The gut microbiome is an important component of host health and function and is influenced by internal and external factors such as host phylogeny, age, diet, and environment. Monitoring the gut microbiome has become an increasingly important management tool for wild populations of threatened species. The Tasmanian devil (Sarcophilus harrisii) is the largest extant carnivorous marsupial from the island state of Tasmania, Australia. Devils are currently endangered due to devil facial tumour disease. Previous assessments have shown differences between captive and wild devil gut microbiomes and changes during translocations. However, wild gut microbiome variability across Tasmania and the drivers of these differences are not well understood. We conducted a range-wide assessment of gut microbiomes at ten locations across Tasmania, via 16S rRNA sequencing, and tested the influence of diet (12S sequencing), location, sex, and cohort. We show that the five most abundant phylum and genera were consistent across all ten locations. Location, cohort, and sex impacted bacterial richness, but location did not impact diversity. While there were differences in diet across the state, there was no strong evidence of differences between juveniles and adults, nor between males and females. Contrary to our hypothesis, diet only explained a small amount of variation seen in microbial communities. We suspect that other variables, such as environmental factors and immune system development may have a stronger influence on gut microbiome variability. Adjustments to dietary supplementation is not necessary when preparing devils for translocation to different sites. Future research should prioritize collecting environmental samples for microbial analysis and integrating metabolomics to elucidate functional differences associated with Tasmanian devil gut microbiome variability.  

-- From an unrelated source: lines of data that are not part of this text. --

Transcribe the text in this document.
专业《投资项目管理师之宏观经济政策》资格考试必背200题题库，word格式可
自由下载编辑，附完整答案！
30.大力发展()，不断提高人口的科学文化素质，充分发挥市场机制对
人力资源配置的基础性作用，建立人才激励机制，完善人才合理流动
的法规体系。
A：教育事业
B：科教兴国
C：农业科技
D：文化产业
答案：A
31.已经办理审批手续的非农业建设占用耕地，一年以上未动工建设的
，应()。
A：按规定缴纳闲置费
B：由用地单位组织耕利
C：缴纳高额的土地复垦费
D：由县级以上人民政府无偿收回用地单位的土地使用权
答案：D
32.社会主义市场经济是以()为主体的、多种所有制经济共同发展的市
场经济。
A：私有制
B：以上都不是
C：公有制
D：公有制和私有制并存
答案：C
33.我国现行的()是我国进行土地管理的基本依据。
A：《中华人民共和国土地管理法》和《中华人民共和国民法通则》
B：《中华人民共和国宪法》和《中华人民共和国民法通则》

DNA from faecal material was extracted in a dedicated clean laboratory within a biosafety cabinet following the QIAmp PowerFecal Pro Kit (Qiagen) using 250 mg of fecal material from the center of each scat. A core subsample was taken from each fecal sample to ensure an even view of the bacterial community. Contamination was reduced by decontaminating the workspace and tools using 70% ethanol and bleach between each sample. Negative controls were used during each extraction batch to detect contaminants. DNA quantity and quality were checked using a Nanodrop (Thermo Fisher Scientific). The DNA extractions from the faecal samples had a 260/280nm ratio of approximately ~1.8, indicating “pure DNA”. To confirm the successful isolation of bacterial DNA, PCR amplification to target the V3-V4 region using 341F and 806R primers was performed on a random subset of samples from each batch, with banding confirmed through gel electrophoresis following Chong et al. 2019. PCR steps included (1) initial denaturation at 95 °C for 1 minute, (2) 35 cycles of denaturation at 95 °C for 15 s, (3) annealing at 55 °C for 15 s, (4) extension at 72 °C for 15 s, and (5) final extension at 72 °C for 1 minute. 20 uL of each of the resulting amplicon products were loaded into 96-well fully skirted PCR plates with a final concentration of 5-10 ng/uL and sent for 16S V3-V4 amplicon library preparation and Illumina MiSeq v3 2 × 300 base-pair sequencing.

In addition, amplicon products of the 12S V5 region targeting vertebrate species for all samples were produced to capture a broad range of prey species, including a blocking oligonucleotide primer (“12Sv5DevilB”) to reduce Tasmanian devil host DNA amplification. Successful DNA amplification was confirmed for all samples using gel electrophoresis (1% agarose at 90 voltage for 35 minutes). Amplicon products were sent with Illumina overhangs for Indexing PCR and Library preparation using Illumina MiSeq v2 sequencing platform.

This dataset contains the raw reads for both 16S and 12S sequencing and the corresponding metadata. Samples have been anonymised due to being a threatened species.